C’est une avancée, nul ne peut le nier !

Le travail n’est pas terminé, il nous faudra continuer pour obtenir au cours de cette mandature un financement global du RSA par la solidarité nationale.

Mais on ne peut dénigrer cette avancée significative et la méthode proposée par le Gouvernement fondée sur la reconnaissance de notre action publique de proximité dans le domaine de la cohésion sociale. Je veux d’ailleurs remercier le travail effectué notamment par Claudy LEBRETON et Michel DINET dans cette négociation.

Certains présidents du groupe DCI ont d’abord reconnu la qualité du travail accomplit avant de se cacher derrière un écran de fumé : celui du fonds d’urgence.

Pour dissimuler l'accord historique obtenu avec le gouvernement et les 2,1 Mds qu’il pourrait rapporter aux départements en 2014, la droite à préféré s’offusquer d’une répartition qu’ils ont considérée injuste de la seconde part d’un fonds exceptionnel que pourtant le gouvernement avait augmenté à 170 milliards.

Il est vrai que la Corrèze et le Tarn en ont grandement bénéficié. Mais en 2011 lorsque Philippe RICHERT, alors ministre en charge des collectivités justifiait l’allocation de 14 millions d’euros à la Corrèze et 10 millions au Tarn en ces termes: "ces départements ont une marge quasi-nulle entre leurs dépenses de fonctionnement et les recettes", la droite n’a rien dit ! Aujourd’hui, alors que les problèmes perdurent et que les dépenses sociales continuent d’augmenter elle s’offusque que la Corrèze bénéficie de 13,1 millions et le Tarn de 10 alors même que le fonds a augmenté de 20 millions.

Ce qui semblait légitime sous le gouvernement Fillon le serait-il moins sous le gouvernement Ayrault ? Non bien sûr ! Et le courroux de certains n’est qu’une vulgaire tentative de dissimulation de l’avancée des véritables travaux menés par l’ADF avec le gouvernement. On ne peut que le déplorer.

Lorsque l’on aborde le cœur des mesures que nous avons négociées, certains disent « c’est inacceptable de se réjouir d’obtenir le droit d’augmenter les impôts », tous d’abord les DMTO ne sont pas un impôt, ensuite soyons plutôt heureux de pouvoir bénéficier d’une autonomie, d’une capacité de choix, nous l’avons si souvent réclamé, d’une opportunité de démontrer notre gestion responsable en acceptant de déplafonner les DMTO pour financer la cohésion sociale et la solidarité nationale.

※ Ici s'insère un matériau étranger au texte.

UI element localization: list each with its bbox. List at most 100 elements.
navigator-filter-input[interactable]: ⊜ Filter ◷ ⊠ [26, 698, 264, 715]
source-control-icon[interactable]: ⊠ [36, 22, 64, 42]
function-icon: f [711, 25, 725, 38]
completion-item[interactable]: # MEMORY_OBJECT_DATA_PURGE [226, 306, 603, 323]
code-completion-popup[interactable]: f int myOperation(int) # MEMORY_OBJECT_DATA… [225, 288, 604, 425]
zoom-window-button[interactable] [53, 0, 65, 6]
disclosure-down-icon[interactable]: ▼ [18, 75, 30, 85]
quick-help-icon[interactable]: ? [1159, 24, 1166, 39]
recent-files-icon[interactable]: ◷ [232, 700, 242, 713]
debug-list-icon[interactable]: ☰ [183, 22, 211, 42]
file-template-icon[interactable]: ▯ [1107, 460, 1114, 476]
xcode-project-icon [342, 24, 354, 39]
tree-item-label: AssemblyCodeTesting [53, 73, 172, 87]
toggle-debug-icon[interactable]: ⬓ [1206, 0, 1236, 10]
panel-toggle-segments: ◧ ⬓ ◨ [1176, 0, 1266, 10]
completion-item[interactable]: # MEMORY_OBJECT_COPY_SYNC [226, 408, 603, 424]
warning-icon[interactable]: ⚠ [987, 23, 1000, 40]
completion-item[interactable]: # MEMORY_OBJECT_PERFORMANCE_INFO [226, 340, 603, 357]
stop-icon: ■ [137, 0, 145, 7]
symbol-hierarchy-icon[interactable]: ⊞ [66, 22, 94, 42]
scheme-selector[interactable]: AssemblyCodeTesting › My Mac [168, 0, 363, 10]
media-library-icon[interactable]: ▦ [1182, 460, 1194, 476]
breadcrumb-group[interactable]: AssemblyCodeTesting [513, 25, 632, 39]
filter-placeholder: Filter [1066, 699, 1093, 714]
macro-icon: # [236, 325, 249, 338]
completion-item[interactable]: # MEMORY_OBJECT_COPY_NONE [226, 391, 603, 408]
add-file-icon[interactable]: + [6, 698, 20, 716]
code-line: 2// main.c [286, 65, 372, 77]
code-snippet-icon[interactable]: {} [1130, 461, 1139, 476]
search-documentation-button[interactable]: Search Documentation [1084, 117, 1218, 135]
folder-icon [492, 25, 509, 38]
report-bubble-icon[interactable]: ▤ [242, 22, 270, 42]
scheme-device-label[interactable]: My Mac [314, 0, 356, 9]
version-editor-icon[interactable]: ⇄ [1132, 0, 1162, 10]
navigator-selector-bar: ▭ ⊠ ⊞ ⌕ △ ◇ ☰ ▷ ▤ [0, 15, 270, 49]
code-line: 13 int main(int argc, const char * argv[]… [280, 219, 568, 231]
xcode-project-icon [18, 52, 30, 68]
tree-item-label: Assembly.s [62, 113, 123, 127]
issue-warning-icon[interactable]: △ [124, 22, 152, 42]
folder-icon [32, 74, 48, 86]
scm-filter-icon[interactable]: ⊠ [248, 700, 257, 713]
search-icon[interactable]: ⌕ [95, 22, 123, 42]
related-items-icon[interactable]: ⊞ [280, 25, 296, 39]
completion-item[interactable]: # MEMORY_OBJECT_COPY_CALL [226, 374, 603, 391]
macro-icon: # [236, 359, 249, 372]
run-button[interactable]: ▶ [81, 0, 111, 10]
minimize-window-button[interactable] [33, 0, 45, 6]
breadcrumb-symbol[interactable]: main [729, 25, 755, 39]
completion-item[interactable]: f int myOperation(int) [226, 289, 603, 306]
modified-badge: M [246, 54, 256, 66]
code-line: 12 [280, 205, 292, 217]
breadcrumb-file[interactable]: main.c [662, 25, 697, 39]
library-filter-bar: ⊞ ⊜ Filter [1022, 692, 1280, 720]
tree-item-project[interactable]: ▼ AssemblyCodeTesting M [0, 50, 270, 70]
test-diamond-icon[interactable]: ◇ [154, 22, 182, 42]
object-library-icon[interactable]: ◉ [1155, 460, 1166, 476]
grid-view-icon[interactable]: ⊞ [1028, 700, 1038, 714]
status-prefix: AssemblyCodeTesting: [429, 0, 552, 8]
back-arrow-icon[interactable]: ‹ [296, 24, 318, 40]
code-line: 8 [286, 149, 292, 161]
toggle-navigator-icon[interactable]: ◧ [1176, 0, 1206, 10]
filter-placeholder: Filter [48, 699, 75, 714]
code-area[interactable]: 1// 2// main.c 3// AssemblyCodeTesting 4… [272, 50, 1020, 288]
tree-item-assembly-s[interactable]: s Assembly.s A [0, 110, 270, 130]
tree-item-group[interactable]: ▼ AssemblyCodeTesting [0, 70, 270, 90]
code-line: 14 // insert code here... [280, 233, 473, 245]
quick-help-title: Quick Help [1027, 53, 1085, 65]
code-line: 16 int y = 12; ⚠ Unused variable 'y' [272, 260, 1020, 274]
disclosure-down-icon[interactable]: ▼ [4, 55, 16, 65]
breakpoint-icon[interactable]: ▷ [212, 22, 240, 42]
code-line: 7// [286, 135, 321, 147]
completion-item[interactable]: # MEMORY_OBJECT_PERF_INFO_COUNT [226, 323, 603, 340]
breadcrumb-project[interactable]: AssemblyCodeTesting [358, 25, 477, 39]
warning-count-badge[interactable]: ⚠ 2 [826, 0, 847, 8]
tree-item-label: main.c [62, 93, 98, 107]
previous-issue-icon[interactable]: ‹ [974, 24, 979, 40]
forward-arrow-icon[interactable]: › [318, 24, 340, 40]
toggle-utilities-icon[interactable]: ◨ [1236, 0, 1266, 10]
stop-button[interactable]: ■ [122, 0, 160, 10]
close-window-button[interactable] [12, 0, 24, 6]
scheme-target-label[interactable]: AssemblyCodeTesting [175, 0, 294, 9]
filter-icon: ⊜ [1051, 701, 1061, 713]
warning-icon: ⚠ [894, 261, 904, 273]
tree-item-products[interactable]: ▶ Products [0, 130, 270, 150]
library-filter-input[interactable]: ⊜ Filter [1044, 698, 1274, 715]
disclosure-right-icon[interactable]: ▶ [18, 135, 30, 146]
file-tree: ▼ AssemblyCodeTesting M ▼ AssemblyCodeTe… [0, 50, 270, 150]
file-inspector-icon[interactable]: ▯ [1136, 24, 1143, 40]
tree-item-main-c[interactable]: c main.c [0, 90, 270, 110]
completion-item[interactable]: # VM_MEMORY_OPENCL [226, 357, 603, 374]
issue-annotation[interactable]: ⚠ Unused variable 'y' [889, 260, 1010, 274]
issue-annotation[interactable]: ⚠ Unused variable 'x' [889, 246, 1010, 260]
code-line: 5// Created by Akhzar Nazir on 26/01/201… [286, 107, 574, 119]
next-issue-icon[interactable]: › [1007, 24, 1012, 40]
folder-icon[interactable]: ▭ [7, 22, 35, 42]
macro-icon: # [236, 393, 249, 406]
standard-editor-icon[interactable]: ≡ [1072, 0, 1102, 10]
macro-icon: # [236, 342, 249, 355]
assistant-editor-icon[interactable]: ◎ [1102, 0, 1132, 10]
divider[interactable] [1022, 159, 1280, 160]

Enfin, je voudrais dire en toute amitié mais en toute sincérité à nos collègues de l’opposition que c’est un comble que d’instrumentaliser les pompiers, mais aussi les transports scolaires pour lancer une grande campagne de désinformation dans la presse, alors que les mêmes étaient restés de marbre face à tous les mauvais coups portés aux départements entre 2007 et 2012 !

Comment prendre au sérieux les plaintes de certains présidents de conseils généraux qui se disent « asphyxiés » alors même qu’ils s’offrent, aux frais du contribuable, une communication mensongère, déplacée et parfois même anonyme sur l’action des départements. Cela ne me semble pas digne du combat que nous devons conduire ensemble pour l’avenir de nos départements et des politiques que nous y conduisons.

Notre président, Claudy LEBRETON, est attaché depuis toujours à la transparence et la collaboration. Il vous engage chers collègues du groupe DCI à élaborer avec nous la mise en œuvre de l’accord du 16 juillet afin que nous puissions tous bénéficier au mieux, et de manière juste et équitable des ressources qui nous sont alloués. Ne faites pas la fine bouche, n’instrumentalisez pas nos collectivité dans une préfiguration des échéances électorales de 2014.

Le Projet de loi de finance pour 2014 sera bientôt débattu et nous avons besoin d’unité pour y intégrer les mesures que nous souhaitons. La majorité se mobilisera naturellement, mais nous devons pouvoir compter aussi sur le groupe DCI.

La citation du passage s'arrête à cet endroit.